“The Mousetrap” – Hartford Stage
Robert Schneider in Connecticut
24 October 2022
With 70 years of practice, reviewers have learned how to write about The Mousetrap: treat it like a sporting event. When the players take the field; they know the rules and their positions, so they ought to know what to do. When the lights go up it’s as if the referee blew his whistle, the starting gun went off or somebody gravely intoned “Start your engines!”
The ensemble. Photo credit: T. Charles Erickson.
Now the Yanks want to play the game, too — and on a thrust stage, no less.
I suspect choosing to open their season with Agatha Christie’s venerable who-dun-it was something of a guilty pleasure for Hartford Stage. The work plays to their design strength and strong production values and to the geriatric segment of their audience, of which I am a part.
What’s more, the actors are sure to have fun with the heightened style; The Mousetrap is to British theatre what kabuki is to Japan. The choice remains a guilty pleasure because, in the wake of recent events, theatres all over the country are serving up double doses of social awareness and topical insight. It’s difficult to defend The Mousetrap on these grounds, but in a programme interview, director Jackson Gay does her best. She starts by pointing out that the play responded to a real-life scandal, the horrific abuse suffered by three foster children on a Shropshire farm in 1945. One of the children died.

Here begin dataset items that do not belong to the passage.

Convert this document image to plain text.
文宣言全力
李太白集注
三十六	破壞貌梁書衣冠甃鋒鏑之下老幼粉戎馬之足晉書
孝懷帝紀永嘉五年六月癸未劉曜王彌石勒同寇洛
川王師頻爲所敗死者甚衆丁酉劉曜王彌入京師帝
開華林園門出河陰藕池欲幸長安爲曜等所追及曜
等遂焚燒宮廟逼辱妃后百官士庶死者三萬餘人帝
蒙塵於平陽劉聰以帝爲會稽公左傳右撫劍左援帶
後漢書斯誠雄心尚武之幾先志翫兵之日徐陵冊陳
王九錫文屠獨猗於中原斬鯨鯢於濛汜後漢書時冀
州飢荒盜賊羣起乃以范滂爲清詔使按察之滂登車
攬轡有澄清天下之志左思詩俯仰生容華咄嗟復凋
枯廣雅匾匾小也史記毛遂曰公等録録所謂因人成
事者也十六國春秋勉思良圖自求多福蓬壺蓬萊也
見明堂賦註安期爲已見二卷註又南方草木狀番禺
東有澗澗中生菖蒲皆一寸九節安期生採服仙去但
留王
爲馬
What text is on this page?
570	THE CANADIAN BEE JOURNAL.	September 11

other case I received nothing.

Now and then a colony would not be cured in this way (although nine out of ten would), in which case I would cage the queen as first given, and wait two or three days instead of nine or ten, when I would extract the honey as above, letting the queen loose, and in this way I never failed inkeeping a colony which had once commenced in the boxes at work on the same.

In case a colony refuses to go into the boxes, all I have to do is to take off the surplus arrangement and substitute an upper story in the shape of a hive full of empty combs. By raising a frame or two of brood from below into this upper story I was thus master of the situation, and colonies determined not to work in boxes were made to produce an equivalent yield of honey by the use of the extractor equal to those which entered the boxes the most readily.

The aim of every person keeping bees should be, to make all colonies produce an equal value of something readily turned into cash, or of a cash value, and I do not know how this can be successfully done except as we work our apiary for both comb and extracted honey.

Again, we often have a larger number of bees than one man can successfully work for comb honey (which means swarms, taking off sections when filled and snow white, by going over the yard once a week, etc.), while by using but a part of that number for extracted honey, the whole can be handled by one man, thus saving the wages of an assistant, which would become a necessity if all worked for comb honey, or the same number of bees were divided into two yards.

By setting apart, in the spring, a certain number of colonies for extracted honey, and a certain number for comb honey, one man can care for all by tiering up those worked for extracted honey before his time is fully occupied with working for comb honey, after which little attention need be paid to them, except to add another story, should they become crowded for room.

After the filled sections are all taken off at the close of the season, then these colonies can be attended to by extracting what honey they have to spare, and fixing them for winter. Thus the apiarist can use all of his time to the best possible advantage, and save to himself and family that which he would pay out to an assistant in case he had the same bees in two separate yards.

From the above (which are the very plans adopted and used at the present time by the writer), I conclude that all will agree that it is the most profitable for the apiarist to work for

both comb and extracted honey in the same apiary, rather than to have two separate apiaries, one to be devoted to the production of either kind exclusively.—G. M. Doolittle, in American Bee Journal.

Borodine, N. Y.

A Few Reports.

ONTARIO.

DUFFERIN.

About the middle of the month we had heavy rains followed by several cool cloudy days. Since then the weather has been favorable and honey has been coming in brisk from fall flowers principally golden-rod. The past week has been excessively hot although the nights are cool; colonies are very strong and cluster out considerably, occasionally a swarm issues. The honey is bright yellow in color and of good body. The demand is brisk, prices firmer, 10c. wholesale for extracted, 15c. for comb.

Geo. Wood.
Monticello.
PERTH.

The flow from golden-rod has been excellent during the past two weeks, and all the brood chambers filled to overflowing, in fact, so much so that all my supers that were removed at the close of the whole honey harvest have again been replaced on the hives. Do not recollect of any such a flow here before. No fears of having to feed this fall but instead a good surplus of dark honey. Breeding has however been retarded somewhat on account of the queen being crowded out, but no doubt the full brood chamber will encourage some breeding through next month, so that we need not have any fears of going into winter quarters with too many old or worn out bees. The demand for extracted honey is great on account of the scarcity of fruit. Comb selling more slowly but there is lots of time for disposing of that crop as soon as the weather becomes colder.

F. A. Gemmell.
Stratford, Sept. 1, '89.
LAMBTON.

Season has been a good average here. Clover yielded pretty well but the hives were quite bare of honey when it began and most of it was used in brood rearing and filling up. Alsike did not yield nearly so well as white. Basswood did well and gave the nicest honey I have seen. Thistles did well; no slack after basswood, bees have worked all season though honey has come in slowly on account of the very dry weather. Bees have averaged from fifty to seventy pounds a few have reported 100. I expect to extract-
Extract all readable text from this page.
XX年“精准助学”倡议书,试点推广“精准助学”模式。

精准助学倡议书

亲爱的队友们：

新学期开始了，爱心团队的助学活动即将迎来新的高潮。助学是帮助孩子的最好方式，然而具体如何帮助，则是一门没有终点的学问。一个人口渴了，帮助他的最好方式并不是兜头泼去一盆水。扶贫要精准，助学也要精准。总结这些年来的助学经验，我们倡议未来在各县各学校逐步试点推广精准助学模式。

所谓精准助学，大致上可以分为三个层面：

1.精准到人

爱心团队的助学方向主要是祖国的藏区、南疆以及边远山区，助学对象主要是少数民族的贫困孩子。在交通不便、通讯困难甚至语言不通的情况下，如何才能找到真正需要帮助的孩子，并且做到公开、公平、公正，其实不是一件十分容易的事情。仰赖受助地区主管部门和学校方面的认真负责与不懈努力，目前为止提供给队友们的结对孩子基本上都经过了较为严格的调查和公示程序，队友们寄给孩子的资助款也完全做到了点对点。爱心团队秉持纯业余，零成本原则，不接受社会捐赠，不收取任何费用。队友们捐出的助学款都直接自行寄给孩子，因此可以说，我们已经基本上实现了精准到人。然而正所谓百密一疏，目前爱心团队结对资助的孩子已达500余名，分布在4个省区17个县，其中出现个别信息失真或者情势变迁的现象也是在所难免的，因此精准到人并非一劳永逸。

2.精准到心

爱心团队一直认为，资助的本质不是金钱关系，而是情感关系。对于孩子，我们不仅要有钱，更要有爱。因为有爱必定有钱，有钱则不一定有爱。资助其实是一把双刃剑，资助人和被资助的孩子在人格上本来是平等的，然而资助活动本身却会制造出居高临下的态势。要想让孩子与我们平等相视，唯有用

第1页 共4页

“I think Christie is trying to show us that we all have a responsibility to take care of people who are more vulnerable than we are. Even if you’re not the person who pulls the trigger, if you’re the person who does nothing, you’re part of it. You caused this tragedy as well. You have a responsibility to your community, and you can’t just push it away and forget about it. When you stop caring about people who are less fortunate, it starts eating at you from inside. It causes your whole society—your whole country to rot. And while we want audiences to laugh and have fun and be scared, this is the underlying theme of the piece.”
Christopher Geary and Sam Morales (foreground) and Tobias Segal (rear).
Photo credit: T. Charles Erickson
Certainly, anything that can make life better for poor and neglected children—of which Hartford has a great many—will be welcome. If Ms. Gay’s words (and her production) aren’t intended as an out-and-out call to arms against poverty and abuse, they exemplify the seriousness on which successful Mousetraps depend. You can have fun with the play, but the minute it becomes just fun, the soufflé collapses. When that happens, the creaking hinges of Monkswell Manor will no longer cover Dame Agatha’s creaking postwar dramaturgy.
In the worst of cases, a “just fun” approach invites the audience to exercise prejudices from 70 years ago to pick the murderer today: Christopher Wren is effeminate; a male who’s interested in home décor and loves to cook; he’s probably unbalanced. Miss Casewell is probably a lesbian (and therefore unbalanced). Paravicini is a foreigner; Mrs. Boyle is a battle axe—don’t they all deserve to die? Among so many deplorable types, it’s as much fun to pick the next victim as to pick the probable killer.
At Hartford Stage, however, the danger of ridiculing the material (and the characters) is mostly avoided. The moment-to-moment annoyances of being snowbound in a guesthouse run by a young couple that’s just starting out, tolerating the other guests and enduring lengthy harangues by a policeman who claims there’s a murderer on the loose are largely respected and played straight. It’s all made pretty much real; not just the horror of an incipient murder, but the horror of everything, not least the cooking.
How did this happen? I have my own list of suspects.
I suspect the vocal and dialect coach, Thom Jones (if that really is his name) of doing an excellent job, although I do wish Brendan Dalton’s Sergeant Trotter varied his tone and volume more.
I suspect Fabian Fidel Aguilar’s costumes of flirting with the board game Clue, but never consummating an alliance with it. The high-waisted, double-pleated trousers on the gentlemen clearly spent WWII in a trunk only to emerge when their owners were demobbed. The ladies’ hats are marvelous.
I suspect Riw Rakkulchon of designing a set which somehow suggests grandeur even as it induces claustrophobia. Almost anything on it can be used as a weapon. Lighting designer Krista Smith is his able partner in crime.
I suspect the entire cast of paying particular attention to their movements on stage. Jason O’Connell as Paravicini and Ali Skamangas as Miss Casewell are especially mesmerizing; we might be watching a ballet.
I suspect Sam Morales, playing Mollie Ralston, has some supernatural gift of concentration that allows her character to worry about each thing in turn: the doorbell, the kitchen, the husband, the policeman and the possibility of getting murdered. She never muddles them and never displays generic angst.
Lastly, I suspect director Gay of achieving snappy entrances and exits from the vomitoria of Hartford Stage even though none of them are fitted with doors—and for being the mastermind of this whole un-criminal enterprise.
As on the West End, the audience is asked after each performance not to reveal the ending. If you’re looking to me to do it here, think again.